If you download SQL Performance Baselining Reporting Solution from GitHub, you will find scripts to create a database and monitoring jobs which needs to be ran on each instance of SQL Server you wish to monitor. Following are steps to deploy SQL Performance Baselining Reporting solution,
Data Collection Steps for each SQL Instance to Monitor
- Connect to SQL instance to monitor
- Run CREATEDATABASE.sql
- Run CREATEOBJECTS.sql
- Run CREATECOLLECTIONJOB.sql
- Check SQL Agent JOBs History to see if it runs successfully
- Repeat for each SQL Instance you want to monitor
Setting up & Deploying Reporting
To deploy Performance baselining SSRS reports, you can leverage the same central monitoring SSRS server hosting SQL Server Performance dashboard report. As mentioned in SQL Server Performance dashboard blog post, you can use the same steps to setup and configure SSRS server by deploying reports using SSDT or Report Manager. Alternatively, you can use PowerShell script created by Aaron (b|t) with some modifications mentioned in the previous blog post as well.
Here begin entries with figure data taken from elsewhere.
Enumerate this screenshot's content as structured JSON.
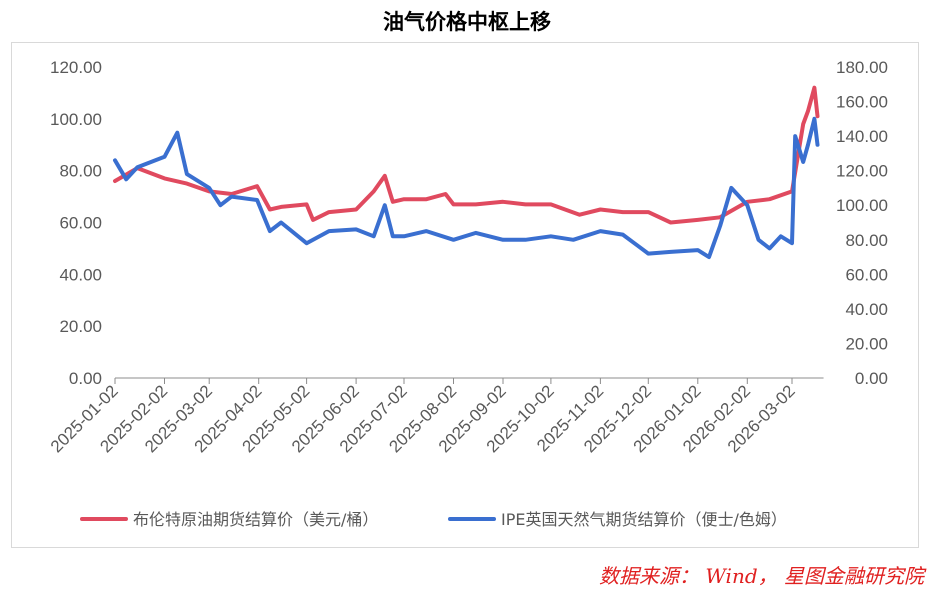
{
  "title": "油气价格中枢上移",
  "source_note": "数据来源： Wind， 星图金融研究院",
  "colors": {
    "series_1": "#e04a5f",
    "series_2": "#3a6fd0",
    "axis": "#8c8c8c",
    "text": "#595959"
  },
  "chart_data": {
    "type": "line",
    "title": "油气价格中枢上移",
    "x_tick_labels": [
      "2025-01-02",
      "2025-02-02",
      "2025-03-02",
      "2025-04-02",
      "2025-05-02",
      "2025-06-02",
      "2025-07-02",
      "2025-08-02",
      "2025-09-02",
      "2025-10-02",
      "2025-11-02",
      "2025-12-02",
      "2026-01-02",
      "2026-02-02",
      "2026-03-02"
    ],
    "y_left": {
      "ticks": [
        "0.00",
        "20.00",
        "40.00",
        "60.00",
        "80.00",
        "100.00",
        "120.00"
      ],
      "ylim": [
        0,
        120
      ]
    },
    "y_right": {
      "ticks": [
        "0.00",
        "20.00",
        "40.00",
        "60.00",
        "80.00",
        "100.00",
        "120.00",
        "140.00",
        "160.00",
        "180.00"
      ],
      "ylim": [
        0,
        180
      ]
    },
    "grid": false,
    "legend_position": "bottom",
    "series": [
      {
        "name": "布伦特原油期货结算价（美元/桶）",
        "axis": "left",
        "x": [
          "2025-01-02",
          "2025-01-16",
          "2025-02-02",
          "2025-02-16",
          "2025-03-02",
          "2025-03-16",
          "2025-04-01",
          "2025-04-09",
          "2025-04-16",
          "2025-05-02",
          "2025-05-06",
          "2025-05-16",
          "2025-06-02",
          "2025-06-13",
          "2025-06-20",
          "2025-06-25",
          "2025-07-02",
          "2025-07-16",
          "2025-07-28",
          "2025-08-02",
          "2025-08-16",
          "2025-09-02",
          "2025-09-16",
          "2025-10-02",
          "2025-10-20",
          "2025-11-02",
          "2025-11-16",
          "2025-12-02",
          "2025-12-16",
          "2026-01-02",
          "2026-01-16",
          "2026-02-02",
          "2026-02-16",
          "2026-03-02",
          "2026-03-09",
          "2026-03-12",
          "2026-03-16",
          "2026-03-18"
        ],
        "values": [
          76,
          81,
          77,
          75,
          72,
          71,
          74,
          65,
          66,
          67,
          61,
          64,
          65,
          72,
          78,
          68,
          69,
          69,
          71,
          67,
          67,
          68,
          67,
          67,
          63,
          65,
          64,
          64,
          60,
          61,
          62,
          68,
          69,
          72,
          98,
          103,
          112,
          101
        ]
      },
      {
        "name": "IPE英国天然气期货结算价（便士/色姆）",
        "axis": "right",
        "x": [
          "2025-01-02",
          "2025-01-09",
          "2025-01-16",
          "2025-02-02",
          "2025-02-10",
          "2025-02-16",
          "2025-03-02",
          "2025-03-09",
          "2025-03-16",
          "2025-04-01",
          "2025-04-09",
          "2025-04-16",
          "2025-05-02",
          "2025-05-16",
          "2025-06-02",
          "2025-06-13",
          "2025-06-20",
          "2025-06-25",
          "2025-07-02",
          "2025-07-16",
          "2025-08-02",
          "2025-08-16",
          "2025-09-02",
          "2025-09-16",
          "2025-10-02",
          "2025-10-16",
          "2025-11-02",
          "2025-11-16",
          "2025-12-02",
          "2025-12-16",
          "2026-01-02",
          "2026-01-09",
          "2026-01-16",
          "2026-01-23",
          "2026-02-02",
          "2026-02-09",
          "2026-02-16",
          "2026-02-23",
          "2026-03-02",
          "2026-03-04",
          "2026-03-09",
          "2026-03-12",
          "2026-03-16",
          "2026-03-18"
        ],
        "values": [
          126,
          115,
          122,
          128,
          142,
          118,
          110,
          100,
          105,
          103,
          85,
          90,
          78,
          85,
          86,
          82,
          100,
          82,
          82,
          85,
          80,
          84,
          80,
          80,
          82,
          80,
          85,
          83,
          72,
          73,
          74,
          70,
          88,
          110,
          100,
          80,
          75,
          82,
          78,
          140,
          125,
          135,
          150,
          135
        ]
      }
    ]
  }
}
Once the reports are deployed, you can use the following reports to establish your performance baseline
The above report is drillthrough report so when you click on the chart for any specific data, it takes you to the daily performance trend report for that day as shown below
In the previous report, you observed that around 8PM, the sessions in suspended state increases which indicates high blocking causing performance slowness or degradation. Around same time, most sessions are waiting on LCK_M_SCH_M and disk write latency is high around the same. And later we found
Ohh, our reindexing job runs at around 8PM and we don’t use WITH ONLINE=ON while reindexing which explains the blocking.
The Memory Utilization report shows you the trend of SQL Server Memory and Available Memory on the server. From the report, you can easily deduce, Available Memory on the server went down at around 2:30PM which caused external memory pressure causing target server memory to fall below total server memory in SQL Server. SQL Server responded to the memory by increasing the lazy writer activity to free up pages which in turn drops the page life expectancy on the server.
Finally, the database storage report gives you a quick glance of the free space on all the databases hosted on the SQL Server.
Hope you find the reports useful and if you are a SSRS developer, I would encourage you to design some cool reports for performance monitoring using perfmon, DMV or Xevents data and contribute back to the community by sending a pull request to our solution in GitHub repository.